Hi guys,
First, I have to say that I’m french so I’ll do my best to write in english (but it could be a little bit weird ^^)
So, I have several websites for clients or friends.
My host provider use Plesk to let me manage them and Let’s Encrypt is one of the plugin installed.
It’s a great solution to secure domains but ALL of my clients/friends have the same difficulties to add their email addresses on Mail (MAC)
The error message told something like “the certificat domain doesn’t look like the email domain”
And it’s true, because all the certificates generated by the Plesk plugin use the main domain of the server instead of the domain of the final website.
Does it mean the Let’sEncrypt plugin isn’t well set on Plesk? Or it’s the normal process?
The first problem is for my client (never too good to can’t install easily an email address)
The second problem is for the security (most of the time, as it considered as insecure, sometime the domain is blacklisted by the network provider)
The third problem is, even if the client whitelisted the domain and the email address works at home, if he goes to a different office or in a coffee with wifi, most of the time, the account can’t receive or send emails)
So, do you have some good tips to tell me? Or tell me what you need in order to give me some help?
Thanks in advance !
Hi @Arcantide
your setup is unknown.
What's your main domain? What are domains with problems?
Why isn't it possible to install certificates with other domains and a mail server? Why is it required to create an own mail subdomain?
your setup is unknown.
- What kind of informations do you need?
What’s your main domain? What are domains with problems?
- All the domains has the same issue so that the reason I didn’t give one but for example, you can check with this one: www.arcantide.com
Why isn’t it possible to install certificates with other domains and a mail server? Why is it required to create an own mail subdomain?
- Well, as for everyone I guess, I’m only give the usual informations when I add an email account to Mail (id, password, imap.domain.com and smtp.domaine.com)
Which is pretty strange, if I use the server domain, I don’t have the issue.
So I guess the Let’s Encrypt plugin on Plesk admin create a certificate for the server domain it’s installed on instead of creating a certificate of the domain I choose.
That’s why I think it’s probably a bad setting of the Let’s Encrypt plugin.
Does it make sense?
Checking that domain - https://check-your-website.server-daten.de/?q=arcantide.com
https has the correct certificate and works:
CN=arcantide.com
23.11.2019
21.02.2020
expires in 40 days arcantide.com, arcantide.fr, webmail.arcantide.com,
www.arcantide.com, www.arcantide.fr - 5 entries
All mail ports have the wrong certificate - see the connections - part:
CN=admin.serveur30.org
20.12.2019
19.03.2020
expires in 67 days admin.serveur30.org - 1 entry
Per ip address you have only one mail port 465 / 993 / 995.
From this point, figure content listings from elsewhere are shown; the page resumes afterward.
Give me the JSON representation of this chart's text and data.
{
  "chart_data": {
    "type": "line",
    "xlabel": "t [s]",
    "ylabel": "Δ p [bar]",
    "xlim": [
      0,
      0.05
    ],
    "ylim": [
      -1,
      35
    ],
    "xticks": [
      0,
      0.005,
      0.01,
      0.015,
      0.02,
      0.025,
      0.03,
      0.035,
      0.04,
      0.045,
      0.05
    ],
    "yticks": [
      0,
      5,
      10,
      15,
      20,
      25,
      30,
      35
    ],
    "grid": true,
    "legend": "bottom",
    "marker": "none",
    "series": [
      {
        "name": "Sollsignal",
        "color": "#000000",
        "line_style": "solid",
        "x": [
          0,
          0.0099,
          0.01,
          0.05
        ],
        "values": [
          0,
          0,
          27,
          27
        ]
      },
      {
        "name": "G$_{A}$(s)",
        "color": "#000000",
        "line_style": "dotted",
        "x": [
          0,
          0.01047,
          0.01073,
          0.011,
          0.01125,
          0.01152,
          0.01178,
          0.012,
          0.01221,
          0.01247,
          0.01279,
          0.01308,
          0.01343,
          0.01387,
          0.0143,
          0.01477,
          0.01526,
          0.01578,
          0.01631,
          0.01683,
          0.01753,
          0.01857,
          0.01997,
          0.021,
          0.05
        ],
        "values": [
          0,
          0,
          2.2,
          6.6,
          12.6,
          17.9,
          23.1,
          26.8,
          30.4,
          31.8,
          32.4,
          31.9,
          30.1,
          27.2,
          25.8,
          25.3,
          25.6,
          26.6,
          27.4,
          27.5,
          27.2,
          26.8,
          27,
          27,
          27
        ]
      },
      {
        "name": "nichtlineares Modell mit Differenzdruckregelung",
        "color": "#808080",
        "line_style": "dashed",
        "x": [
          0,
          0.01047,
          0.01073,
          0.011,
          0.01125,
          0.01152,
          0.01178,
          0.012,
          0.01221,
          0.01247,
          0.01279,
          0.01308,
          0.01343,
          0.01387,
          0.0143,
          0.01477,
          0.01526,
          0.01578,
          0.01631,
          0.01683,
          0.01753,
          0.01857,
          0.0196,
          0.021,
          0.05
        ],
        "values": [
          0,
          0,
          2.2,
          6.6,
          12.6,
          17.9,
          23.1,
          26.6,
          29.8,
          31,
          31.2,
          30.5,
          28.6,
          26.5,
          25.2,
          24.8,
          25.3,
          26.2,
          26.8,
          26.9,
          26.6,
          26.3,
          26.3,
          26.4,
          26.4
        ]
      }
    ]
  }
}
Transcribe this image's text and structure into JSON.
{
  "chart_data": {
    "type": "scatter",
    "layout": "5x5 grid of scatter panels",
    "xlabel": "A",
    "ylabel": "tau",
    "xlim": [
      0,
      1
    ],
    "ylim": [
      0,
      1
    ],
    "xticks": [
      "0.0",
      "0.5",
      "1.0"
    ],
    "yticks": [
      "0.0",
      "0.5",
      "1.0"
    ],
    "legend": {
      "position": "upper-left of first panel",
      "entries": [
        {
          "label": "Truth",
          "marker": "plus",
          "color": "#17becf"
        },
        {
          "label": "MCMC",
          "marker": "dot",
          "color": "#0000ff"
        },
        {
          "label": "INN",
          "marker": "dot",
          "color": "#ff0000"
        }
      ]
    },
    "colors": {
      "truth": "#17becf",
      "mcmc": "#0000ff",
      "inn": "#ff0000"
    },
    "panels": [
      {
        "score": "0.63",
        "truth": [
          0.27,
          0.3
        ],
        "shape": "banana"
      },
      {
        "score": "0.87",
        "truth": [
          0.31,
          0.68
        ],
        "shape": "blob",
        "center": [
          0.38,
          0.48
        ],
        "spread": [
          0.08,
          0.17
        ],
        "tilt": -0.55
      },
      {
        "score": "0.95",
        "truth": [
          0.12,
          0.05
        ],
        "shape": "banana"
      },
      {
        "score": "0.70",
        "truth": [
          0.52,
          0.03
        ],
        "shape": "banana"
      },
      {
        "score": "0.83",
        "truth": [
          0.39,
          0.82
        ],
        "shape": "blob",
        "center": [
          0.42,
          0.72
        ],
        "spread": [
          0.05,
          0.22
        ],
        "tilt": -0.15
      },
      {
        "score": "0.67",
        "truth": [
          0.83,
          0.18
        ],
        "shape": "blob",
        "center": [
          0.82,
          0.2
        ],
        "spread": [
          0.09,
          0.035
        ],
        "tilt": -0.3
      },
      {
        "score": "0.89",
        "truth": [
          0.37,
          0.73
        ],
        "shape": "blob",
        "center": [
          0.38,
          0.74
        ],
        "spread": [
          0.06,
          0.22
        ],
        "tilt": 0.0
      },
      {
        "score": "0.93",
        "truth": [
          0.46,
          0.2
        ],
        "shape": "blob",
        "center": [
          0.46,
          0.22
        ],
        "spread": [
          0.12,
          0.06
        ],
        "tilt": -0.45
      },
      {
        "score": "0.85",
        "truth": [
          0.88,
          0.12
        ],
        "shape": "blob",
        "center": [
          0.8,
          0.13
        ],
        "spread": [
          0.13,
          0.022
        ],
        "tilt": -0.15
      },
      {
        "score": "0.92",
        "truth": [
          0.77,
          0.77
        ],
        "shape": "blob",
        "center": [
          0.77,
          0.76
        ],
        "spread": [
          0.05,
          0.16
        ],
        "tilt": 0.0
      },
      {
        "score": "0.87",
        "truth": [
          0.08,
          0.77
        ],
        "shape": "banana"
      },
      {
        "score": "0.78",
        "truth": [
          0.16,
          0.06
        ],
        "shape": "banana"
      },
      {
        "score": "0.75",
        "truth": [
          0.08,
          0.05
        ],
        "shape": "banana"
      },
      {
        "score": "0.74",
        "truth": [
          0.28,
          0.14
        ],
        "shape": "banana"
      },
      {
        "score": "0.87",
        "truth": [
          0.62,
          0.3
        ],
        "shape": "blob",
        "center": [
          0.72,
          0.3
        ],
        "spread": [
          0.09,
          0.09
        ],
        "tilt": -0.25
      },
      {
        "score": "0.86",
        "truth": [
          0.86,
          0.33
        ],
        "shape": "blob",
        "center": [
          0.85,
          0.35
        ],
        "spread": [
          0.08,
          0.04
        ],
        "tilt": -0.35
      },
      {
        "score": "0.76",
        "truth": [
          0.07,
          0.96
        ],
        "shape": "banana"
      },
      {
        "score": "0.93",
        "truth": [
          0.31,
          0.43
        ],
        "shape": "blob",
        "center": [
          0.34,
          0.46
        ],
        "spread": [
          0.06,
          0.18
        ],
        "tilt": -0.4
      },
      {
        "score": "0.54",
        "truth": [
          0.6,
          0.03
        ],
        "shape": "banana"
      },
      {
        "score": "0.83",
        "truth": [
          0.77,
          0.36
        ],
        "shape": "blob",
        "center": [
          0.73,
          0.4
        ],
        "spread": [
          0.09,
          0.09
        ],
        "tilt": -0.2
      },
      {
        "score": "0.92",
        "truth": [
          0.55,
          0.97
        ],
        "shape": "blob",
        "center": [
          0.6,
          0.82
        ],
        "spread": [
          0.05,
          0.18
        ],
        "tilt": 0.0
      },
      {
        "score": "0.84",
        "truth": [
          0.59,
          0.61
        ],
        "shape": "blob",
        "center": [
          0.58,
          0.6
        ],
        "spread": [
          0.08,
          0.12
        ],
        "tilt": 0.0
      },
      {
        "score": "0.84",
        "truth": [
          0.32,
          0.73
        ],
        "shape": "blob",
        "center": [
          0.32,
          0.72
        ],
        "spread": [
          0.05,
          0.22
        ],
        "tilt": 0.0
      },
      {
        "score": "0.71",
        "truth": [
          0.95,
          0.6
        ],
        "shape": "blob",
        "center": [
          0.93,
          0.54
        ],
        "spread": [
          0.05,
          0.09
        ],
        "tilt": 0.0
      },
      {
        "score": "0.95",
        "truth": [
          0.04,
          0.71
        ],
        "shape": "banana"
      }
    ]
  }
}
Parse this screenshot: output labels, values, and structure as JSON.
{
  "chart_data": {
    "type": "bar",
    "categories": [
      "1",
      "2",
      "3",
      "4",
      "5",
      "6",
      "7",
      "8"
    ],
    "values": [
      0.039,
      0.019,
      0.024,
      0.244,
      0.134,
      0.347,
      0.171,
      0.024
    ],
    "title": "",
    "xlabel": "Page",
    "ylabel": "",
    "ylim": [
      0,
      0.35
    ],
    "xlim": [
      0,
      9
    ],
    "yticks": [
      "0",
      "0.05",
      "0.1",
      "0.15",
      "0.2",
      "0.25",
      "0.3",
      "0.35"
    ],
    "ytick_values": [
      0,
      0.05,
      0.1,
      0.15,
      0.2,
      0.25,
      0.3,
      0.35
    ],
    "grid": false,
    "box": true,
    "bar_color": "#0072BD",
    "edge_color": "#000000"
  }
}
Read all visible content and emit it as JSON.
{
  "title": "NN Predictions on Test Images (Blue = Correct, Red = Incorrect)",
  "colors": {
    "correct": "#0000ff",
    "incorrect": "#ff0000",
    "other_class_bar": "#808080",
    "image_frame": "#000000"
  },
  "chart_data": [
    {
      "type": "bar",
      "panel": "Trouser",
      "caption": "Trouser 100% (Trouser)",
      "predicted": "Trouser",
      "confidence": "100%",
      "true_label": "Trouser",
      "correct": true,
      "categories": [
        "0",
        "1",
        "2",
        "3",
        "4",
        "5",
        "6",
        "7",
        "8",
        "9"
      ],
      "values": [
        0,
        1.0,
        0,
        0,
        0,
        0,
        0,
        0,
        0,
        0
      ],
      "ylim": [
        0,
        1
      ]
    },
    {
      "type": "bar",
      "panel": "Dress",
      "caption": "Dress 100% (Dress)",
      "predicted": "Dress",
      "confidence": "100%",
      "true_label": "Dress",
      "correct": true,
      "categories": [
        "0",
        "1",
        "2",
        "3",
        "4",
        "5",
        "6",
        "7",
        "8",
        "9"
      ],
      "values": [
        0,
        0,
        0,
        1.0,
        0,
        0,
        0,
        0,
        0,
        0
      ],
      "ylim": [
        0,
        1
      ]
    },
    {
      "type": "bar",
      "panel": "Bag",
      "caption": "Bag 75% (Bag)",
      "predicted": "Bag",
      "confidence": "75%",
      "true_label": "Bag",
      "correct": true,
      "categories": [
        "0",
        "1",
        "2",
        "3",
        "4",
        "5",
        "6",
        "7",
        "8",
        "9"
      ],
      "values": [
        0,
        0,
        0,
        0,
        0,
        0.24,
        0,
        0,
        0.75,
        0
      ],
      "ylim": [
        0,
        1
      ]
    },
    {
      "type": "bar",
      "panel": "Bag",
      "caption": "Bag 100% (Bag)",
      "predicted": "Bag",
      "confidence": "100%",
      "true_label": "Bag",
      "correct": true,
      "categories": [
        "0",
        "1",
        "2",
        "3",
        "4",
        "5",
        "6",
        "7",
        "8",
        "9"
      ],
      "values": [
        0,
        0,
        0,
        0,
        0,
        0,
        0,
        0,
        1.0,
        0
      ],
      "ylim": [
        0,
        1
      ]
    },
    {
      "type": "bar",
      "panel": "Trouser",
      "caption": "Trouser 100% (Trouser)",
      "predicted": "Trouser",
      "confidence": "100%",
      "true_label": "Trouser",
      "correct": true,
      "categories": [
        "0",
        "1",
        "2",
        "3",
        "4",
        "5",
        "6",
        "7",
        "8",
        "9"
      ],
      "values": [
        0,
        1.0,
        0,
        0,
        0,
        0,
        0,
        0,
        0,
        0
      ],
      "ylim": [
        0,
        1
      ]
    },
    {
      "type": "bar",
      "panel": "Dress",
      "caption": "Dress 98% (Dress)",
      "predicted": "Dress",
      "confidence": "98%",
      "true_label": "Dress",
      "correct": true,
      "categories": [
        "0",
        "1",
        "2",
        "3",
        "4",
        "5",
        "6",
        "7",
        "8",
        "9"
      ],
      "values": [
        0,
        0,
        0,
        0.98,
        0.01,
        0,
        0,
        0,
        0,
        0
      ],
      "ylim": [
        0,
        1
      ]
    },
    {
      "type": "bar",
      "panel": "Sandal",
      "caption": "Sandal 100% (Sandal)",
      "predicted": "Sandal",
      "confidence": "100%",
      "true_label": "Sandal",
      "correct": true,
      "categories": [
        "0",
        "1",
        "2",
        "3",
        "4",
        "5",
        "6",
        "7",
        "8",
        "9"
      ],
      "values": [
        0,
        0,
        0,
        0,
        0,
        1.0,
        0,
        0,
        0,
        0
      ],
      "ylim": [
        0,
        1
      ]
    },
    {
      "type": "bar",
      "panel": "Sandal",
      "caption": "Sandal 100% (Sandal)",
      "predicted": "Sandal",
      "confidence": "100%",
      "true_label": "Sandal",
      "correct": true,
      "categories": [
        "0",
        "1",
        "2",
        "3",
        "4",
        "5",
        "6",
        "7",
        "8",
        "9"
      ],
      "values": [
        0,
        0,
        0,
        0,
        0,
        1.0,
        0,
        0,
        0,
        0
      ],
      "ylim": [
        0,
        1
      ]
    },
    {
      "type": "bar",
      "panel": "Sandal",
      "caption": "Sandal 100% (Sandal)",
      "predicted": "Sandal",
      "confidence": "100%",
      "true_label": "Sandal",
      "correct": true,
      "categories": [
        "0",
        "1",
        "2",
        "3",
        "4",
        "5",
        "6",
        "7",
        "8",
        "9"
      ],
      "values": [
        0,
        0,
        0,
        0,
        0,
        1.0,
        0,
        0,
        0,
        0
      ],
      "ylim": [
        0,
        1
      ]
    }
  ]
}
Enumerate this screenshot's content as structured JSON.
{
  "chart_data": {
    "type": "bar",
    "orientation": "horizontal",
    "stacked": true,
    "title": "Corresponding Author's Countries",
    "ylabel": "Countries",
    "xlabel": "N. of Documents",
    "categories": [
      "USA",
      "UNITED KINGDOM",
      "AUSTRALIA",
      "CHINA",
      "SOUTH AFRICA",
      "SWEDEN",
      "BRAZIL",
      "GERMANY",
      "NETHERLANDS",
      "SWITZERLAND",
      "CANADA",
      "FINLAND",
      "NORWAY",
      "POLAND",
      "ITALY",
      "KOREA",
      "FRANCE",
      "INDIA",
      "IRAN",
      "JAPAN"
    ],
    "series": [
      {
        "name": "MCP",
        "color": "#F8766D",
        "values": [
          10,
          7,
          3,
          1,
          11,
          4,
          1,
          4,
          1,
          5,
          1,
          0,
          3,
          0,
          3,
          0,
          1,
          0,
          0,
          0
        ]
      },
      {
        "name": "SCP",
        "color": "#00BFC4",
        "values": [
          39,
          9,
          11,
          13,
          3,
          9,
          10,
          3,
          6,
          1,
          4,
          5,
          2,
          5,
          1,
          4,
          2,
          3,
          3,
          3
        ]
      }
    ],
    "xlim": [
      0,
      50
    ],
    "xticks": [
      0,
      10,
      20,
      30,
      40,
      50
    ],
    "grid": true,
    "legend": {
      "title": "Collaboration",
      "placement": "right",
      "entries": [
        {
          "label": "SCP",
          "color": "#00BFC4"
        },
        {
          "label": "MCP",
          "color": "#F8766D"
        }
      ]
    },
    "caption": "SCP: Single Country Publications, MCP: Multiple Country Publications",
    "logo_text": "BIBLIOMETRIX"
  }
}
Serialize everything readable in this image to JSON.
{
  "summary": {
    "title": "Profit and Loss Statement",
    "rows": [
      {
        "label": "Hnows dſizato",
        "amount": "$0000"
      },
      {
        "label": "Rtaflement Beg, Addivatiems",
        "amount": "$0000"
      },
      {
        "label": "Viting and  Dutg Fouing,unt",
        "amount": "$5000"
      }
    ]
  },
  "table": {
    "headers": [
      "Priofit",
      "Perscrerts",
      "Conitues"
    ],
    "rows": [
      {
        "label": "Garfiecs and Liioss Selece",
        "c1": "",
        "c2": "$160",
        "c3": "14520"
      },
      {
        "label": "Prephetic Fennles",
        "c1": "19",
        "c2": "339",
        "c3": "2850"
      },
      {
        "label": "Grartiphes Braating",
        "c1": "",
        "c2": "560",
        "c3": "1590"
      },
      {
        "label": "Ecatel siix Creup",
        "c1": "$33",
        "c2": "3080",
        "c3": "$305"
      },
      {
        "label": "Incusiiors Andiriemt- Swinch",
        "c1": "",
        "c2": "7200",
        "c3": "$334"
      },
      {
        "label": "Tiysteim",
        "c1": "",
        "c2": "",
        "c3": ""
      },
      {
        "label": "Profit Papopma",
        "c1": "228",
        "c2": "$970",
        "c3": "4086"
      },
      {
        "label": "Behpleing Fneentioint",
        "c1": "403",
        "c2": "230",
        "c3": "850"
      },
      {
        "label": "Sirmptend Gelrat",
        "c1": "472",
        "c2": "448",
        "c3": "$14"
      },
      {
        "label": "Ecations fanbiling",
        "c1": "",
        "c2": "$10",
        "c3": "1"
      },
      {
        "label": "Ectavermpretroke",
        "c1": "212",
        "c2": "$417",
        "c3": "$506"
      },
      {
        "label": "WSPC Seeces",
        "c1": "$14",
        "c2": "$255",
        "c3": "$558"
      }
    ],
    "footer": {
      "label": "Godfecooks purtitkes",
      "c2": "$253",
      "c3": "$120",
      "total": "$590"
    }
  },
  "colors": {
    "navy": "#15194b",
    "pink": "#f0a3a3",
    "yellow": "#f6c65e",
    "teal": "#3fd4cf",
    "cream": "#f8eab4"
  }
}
So you need one certificate with all of these domain names, but it may be impossible to create such a certificate via Plesk.
Or your customers should use
- the webmail subdomain (or)
- the domain name
admin.serveur30.orgin their mail client, not the own domain.
Good observation 
For evident reasons, I don’t really want to ask my clients to use the server domain name…
Do you think the wild card certificat of Let’s Encrypt will solve this issue?
Pretty strange that Plesk can’t let us set the domains encrypted…
By the way, one more strange thing is if you check webmail.arcantide.com, you will see it is not secured.
I really don’t understand why 
How should a wildcard resolve that? Please read some basics:
and the FAQ.
As written: Create one certificate with all mail domains.
https works, there is no redirect http -> https. That's your job to configure it.
I thought wild card certificats was supposed to secure all sub-domains (as email domains)
I don’t find any article on that subject
But thanks for your help!
Don’t want to waste your time
That's correct. But the problem is the installation. Looks like you have only one mail server. And I don't know if your mail server supports the installation of different certificates (one per domain).
But if that is possible, a mail.maindomain.com + smtp.maindomain.com + pop3.maindomain.com is enough, so you don't need the dns validation to create a wildcard certificate.
A huge thank for your precious help !
I’m gonna check this and obviously take more time to understand the way certificats works
Regards,
Florent
This topic was automatically closed 30 days after the last reply. New replies are no longer allowed.